La gestion de l'offre

Enjeux auxquels est confrontée l’industrie du poulet

Aujourd’hui, la mode est aux produits locaux. Et pourquoi pas? Le fait d’appuyer nos producteurs locaux aide leur communauté, son économie, et garantit l’obtention d’aliments frais et de qualité, et ce, d’une source que vous connaissez. Récemment, on parle beaucoup d’ouvrir plus grand le marché aux importations, supplantant ainsi les aliments locaux et fiables auxquels les Canadiens ont confiance et plaçant le moyen de subsistance des familles de producteurs à risque.

Non seulement ça, mais les règles commerciales sont essentielles à l’industrie du poulet au Canada de sorte que nous puissions maintenir les trois piliers fondamentaux de la gestion de l’offre : le prix à la production, la discipline de production et le contrôle des importations. Afin d’assurer la stabilité du marché pour tous les intervenants de la chaîne d’approvisionnement canadienne de poulet, le volume de produits importés doit être prévisible afin d’élever une quantité suffisante de poulet en réponse aux besoins du marché canadien.

Le contrôle des importations, l’un des trois piliers de la gestion de l’offre, doit constamment faire face à de multiples facteurs : le Programme d’exonération des droits, la poule de réforme et les mélanges définis de spécialité.

De quoi s’agit-il? Regardons ça de plus près!
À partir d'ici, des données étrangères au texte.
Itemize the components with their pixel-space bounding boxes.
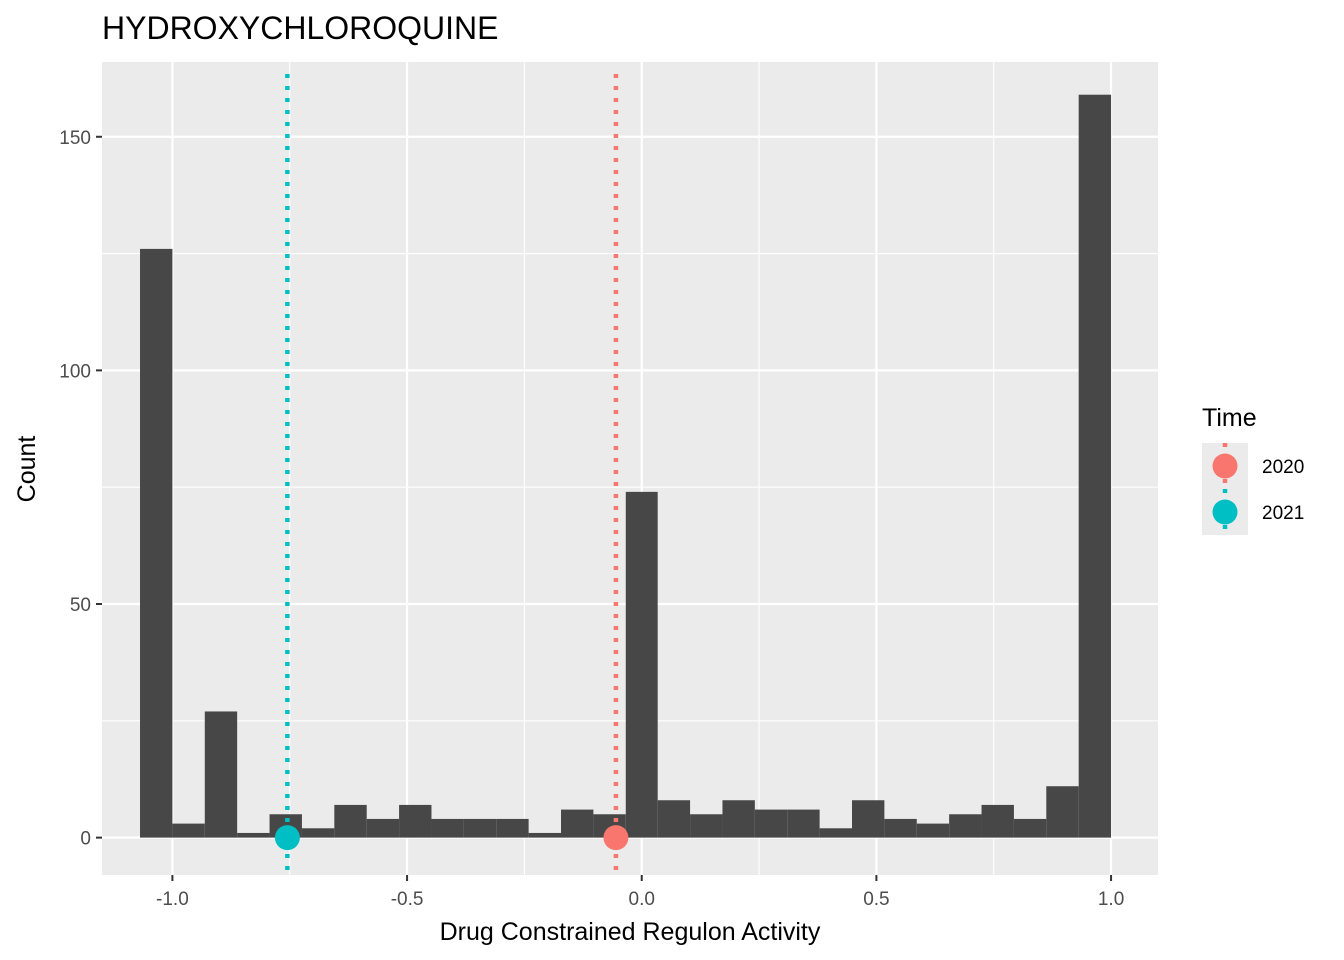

Programme d’exonération des droits

Qu’est-ce que le Programme d’exonération des droits? Selon le site Web, l’Agence des services frontaliers du Canada (ASFC), le Programme d’exonération des droits accorde une exonération du paiement des droits, au moment de l’importation, sur les marchandises importées qui seront, à terme, exportées dans le même état ou après avoir été consommées, absorbées ou utilisées dans le traitement d’autres marchandises.

Pourquoi est-ce important pour les producteurs de poulet et leur secteur? Le Programme d’exonération des droits géré par l’ASFC n’a pas été conçu pour les produits agricoles et n’offre pas de mesures de protection adéquate pour faire échec aux détournements possibles dans le marché canadien de poulet importé au Canada aux fins de surtransformation et de réexportation.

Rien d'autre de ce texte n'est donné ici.